Karen had a busy day at work with meetings and conference calls. HK was launching a new healthy-eating initiative for young children, called What I Ate, which promised to simultaneously improve early writing skills and get kids to think about what they were eating by having them keep daily food logs. Which was exactly what Karen had done in her late teens, at the height of her neurotic-eating years, registering the calorie count in parentheses next to each food item she’d consumed. To her mind, it was a slippery slope from there to a full-fledged eating disorder. But no matter. What I Ate was the brainchild of HK’s nutritionist, Cary Ann, and everyone else at the organization, including Molly, was excited about it.
At six o’clock, Karen returned to Betts to pick up Ruby from what Karen envisioned would be Ruby’s final after-school session—and found her daughter in an unexpectedly and somewhat confusingly buoyant mood. “Mama Kajama!” cried Ruby, running into her mother’s arms. It was one of their jokey phrases.
“Hi there, sweetie!” said Karen, kissing her head and weighing the possibility that Ruby was simply happy to see her and be heading home. “What do you say we get out of here?” She took Ruby’s hand and led her away from the second-floor classroom in which she was supposedly learning the art of puppetry.
“What’s for dinner?” said Ruby. “I’m starving.”

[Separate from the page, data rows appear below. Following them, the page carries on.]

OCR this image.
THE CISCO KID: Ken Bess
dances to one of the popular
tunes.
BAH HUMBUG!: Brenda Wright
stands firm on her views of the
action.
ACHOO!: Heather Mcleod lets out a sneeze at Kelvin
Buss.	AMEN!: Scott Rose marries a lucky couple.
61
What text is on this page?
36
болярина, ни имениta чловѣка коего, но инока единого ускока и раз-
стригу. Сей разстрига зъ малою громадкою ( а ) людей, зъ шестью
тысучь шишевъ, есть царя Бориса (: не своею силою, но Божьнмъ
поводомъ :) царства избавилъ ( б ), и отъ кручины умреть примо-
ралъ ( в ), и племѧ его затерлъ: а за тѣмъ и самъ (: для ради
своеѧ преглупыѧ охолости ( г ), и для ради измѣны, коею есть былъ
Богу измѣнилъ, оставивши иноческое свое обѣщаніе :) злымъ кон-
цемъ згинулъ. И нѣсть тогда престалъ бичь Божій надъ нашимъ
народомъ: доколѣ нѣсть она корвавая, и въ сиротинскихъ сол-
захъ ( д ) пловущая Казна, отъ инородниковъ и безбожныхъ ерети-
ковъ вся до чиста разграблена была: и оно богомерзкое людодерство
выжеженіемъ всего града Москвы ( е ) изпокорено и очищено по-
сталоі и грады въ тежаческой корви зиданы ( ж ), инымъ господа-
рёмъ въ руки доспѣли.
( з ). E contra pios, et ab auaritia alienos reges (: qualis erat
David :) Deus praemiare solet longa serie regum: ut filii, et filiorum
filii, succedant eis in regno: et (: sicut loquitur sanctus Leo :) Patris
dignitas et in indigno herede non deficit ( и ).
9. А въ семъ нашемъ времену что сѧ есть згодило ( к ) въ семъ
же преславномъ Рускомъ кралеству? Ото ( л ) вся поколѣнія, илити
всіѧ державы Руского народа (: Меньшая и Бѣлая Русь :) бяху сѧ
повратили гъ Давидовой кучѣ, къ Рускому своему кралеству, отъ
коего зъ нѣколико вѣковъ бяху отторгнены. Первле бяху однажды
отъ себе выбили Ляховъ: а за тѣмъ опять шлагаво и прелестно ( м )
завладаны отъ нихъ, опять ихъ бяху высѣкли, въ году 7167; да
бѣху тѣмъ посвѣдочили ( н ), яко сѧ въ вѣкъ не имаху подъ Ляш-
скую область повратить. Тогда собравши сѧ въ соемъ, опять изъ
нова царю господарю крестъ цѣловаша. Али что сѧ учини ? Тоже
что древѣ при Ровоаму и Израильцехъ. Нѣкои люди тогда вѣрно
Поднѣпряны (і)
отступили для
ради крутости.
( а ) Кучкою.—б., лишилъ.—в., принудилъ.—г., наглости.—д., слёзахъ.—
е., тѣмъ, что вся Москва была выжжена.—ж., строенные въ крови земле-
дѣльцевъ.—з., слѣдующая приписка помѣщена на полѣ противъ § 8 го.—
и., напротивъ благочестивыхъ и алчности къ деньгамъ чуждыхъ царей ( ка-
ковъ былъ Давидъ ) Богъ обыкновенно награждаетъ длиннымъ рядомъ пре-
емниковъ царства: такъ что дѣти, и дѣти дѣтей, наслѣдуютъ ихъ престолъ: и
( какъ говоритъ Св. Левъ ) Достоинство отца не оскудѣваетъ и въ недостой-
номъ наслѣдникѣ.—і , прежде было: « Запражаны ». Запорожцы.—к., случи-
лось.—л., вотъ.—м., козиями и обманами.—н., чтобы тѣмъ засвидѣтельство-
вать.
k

“I’m not sure yet,” said Karen, who secretly wished her daughter didn’t enjoy eating as much as she seemed to.
In the stairwell that led down to the front entrance, Ruby and Karen encountered a young couple changing a newborn’s diaper on the windowsill of the second-floor landing. The man was holding up the baby’s dimpled legs while the mother wiped its rear. Karen felt vaguely repulsed. Couldn’t they have found a more secluded setting? she thought. Then again, where were these people, who quite possibly lived far from the school, supposed to change their baby? There were no adults allowed in the girls’ and boys’ bathrooms. And in truth Karen had seen a couple doing the same thing in the open back of their Passat station wagon directly in front of the Bistro with No Name the weekend before.